Mehedi v. 2057161 Ontario Inc., 2015 ONCA 670:
 The test under rule 59.06(2)(a) to re-open a trial that applies after the judgment or other order has been issued and entered was set out by Doherty J.A., speaking for the court, in Tsaoussis (Litigation Guardian of) v. Baetz (1998), 41 O.R. (3d) 257,  O.J. No. 3516, at paras. 41 and 44. As he noted, the onus is on the moving party to show that all the circumstances "justify making an exception to the fundamental rule that final judgments are exactly that, final." In particular, the moving party must show that the new evidence could not have been put forward by the exercise of reasonable diligence at the original proceedings. The court will go on to evaluate "other factors such as the cogency of the new evidence, any delay in moving to set aside the previous judgment, any difficulty in re-litigating the issues and any prejudice to other parties or persons who may have acted in reliance on the judgment."
 In my view, the appellant has met the test under rule 59.06(2)(a) as articulated in Baetz. It is plain that the proposed new evidence was not available at the time of the first trial or the first appeal. The appellant did not delay in seeking relief. The new evidence is cogent, in that it is apparently credible and. if accepted, would probably have affected the result at trial; the new evidence could serve to undermine the evidence given by the respondents and bolster that of the appellant. That is because the video shows representatives of Job Success apparently making the same or similar promises to others that the trial judge found to be "unrealistic and unreasonable" with respect to the appellant. Finally, I see no prejudice to the respondents if the trial were re-opened.

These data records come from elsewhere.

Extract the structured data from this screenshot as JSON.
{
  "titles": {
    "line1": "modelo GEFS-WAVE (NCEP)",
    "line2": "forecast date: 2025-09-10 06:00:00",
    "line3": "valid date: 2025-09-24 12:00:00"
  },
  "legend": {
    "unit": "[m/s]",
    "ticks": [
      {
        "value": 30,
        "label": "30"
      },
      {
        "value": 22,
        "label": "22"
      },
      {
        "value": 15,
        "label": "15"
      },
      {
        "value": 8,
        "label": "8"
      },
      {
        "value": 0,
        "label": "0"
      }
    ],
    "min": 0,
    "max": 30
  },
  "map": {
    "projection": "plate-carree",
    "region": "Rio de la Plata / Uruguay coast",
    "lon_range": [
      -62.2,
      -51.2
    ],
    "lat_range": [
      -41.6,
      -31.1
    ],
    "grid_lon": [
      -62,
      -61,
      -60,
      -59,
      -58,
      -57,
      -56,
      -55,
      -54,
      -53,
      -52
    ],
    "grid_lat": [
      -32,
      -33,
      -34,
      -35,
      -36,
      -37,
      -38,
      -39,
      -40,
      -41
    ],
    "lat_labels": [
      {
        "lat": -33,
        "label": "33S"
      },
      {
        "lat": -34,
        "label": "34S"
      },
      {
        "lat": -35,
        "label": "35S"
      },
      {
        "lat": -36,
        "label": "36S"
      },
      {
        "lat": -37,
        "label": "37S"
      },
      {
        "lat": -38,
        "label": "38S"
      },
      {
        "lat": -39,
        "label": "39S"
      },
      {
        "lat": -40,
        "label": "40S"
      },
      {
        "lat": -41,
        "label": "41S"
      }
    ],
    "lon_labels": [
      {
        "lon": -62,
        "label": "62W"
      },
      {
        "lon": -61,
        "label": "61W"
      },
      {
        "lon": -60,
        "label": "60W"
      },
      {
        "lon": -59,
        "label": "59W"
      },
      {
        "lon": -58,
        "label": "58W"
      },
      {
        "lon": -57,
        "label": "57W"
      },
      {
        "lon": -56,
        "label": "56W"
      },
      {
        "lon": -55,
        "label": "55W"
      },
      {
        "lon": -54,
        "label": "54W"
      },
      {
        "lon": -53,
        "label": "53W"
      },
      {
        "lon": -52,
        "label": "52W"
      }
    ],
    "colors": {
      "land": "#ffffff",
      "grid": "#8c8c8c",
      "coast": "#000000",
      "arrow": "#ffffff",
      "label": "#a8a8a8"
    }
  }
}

 Amicus submits that the motion judge erred in applying the test for re-opening a trial described by the Supreme Court of Canada in 671122 Ontario Ltd. v. Sagaz Industries Canada Inc., 2001 SCC 59,  2 S.C.R. 983. The Sagaz test was articulated in a case in which the judgment at issue had not yet been issued and entered. In the present case, while no formal judgment was taken out, the trial decision had been appealed. Amicus asserts that the motion judge ought to have applied the Baetz test, which includes the consideration of a number of different factors, including balancing fairness against the interest in finality.
 In Sagaz, the Supreme Court accepted, at paras. 20 and 64, the motion judge's application of the two-part test for re-opening a trial described by the High Court in Scott v. Cook,  2 O.R. 769:
First, would the evidence, if presented at trial, probably have changed the result? Second, could the evidence have been obtained before trial by the exercise of reasonable diligence?
 Courts citing Sagaz often seem to boil the test down to these two questions (see, for example, 1057854 Ontario Inc. v. Kara Holdings Inc.,  O.J. No. 1144, at para. 40; Wesbell Networks Inc. (Receiver of) v. Bell Canada, 2013 ONSC 814; Irving Shipbuilding Inc. v. Schmidt, 2014 ONSC 5089, at para. 57; Madock v. Grauer, 2010 BCSC 1709). However, the Supreme Court, at para. 60, added this important direction: "Appellate courts should defer to the trial judge who is in the best position to decide whether, at the expense of finality, fairness dictates that the trial be reopened." Plainly then, fairness is also an important factor, including prejudice to others who have acted in reliance on the judgment, as Baetz notes.
 I further note that in Sagaz, the Supreme Court, at para. 63, approved the following comments by Lord Denning in Ladd v. Marshall,  1 W.L.R. 1489 (C.A.), at p. 1491:
It is very rare that application is made to this court for a new trial on the ground that a witness has told a lie. The principles to be applied are the same as those always applied when fresh evidence is sought to be introduced. To justify the reception of fresh evidence or a new trial, three conditions must be fulfilled: first, it must be shown that the evidence could not have been obtained with reasonable diligence for use at the trial; secondly, the evidence must be such that, if given, it would probably have an important influence on the result of the case, though it need not be decisive; thirdly, the evidence must be such as is presumably to be believed, or in other words, it must be apparently credible, though it need not be incontrovertible. [Emphasis added.]
 In my view, properly understood, the test in Sagaz goes beyond the two questions of whether the new evidence, if presented at trial, would probably have changed the result, and whether the evidence could have been obtained before trial by the exercise of reasonable diligence. It includes considerations of finality, the apparent cogency of the evidence, delay, fairness and prejudice, factors that were articulated by this court in its decision in Baetz. The error in this case was not in the motion judge's decision to apply Sagaz rather than Baetz, but in his application of the test, as I have already described. In this case, the new evidence meets both the Baetz and the Sagaz tests for re-opening a trial assuming there is any real distinction between the two.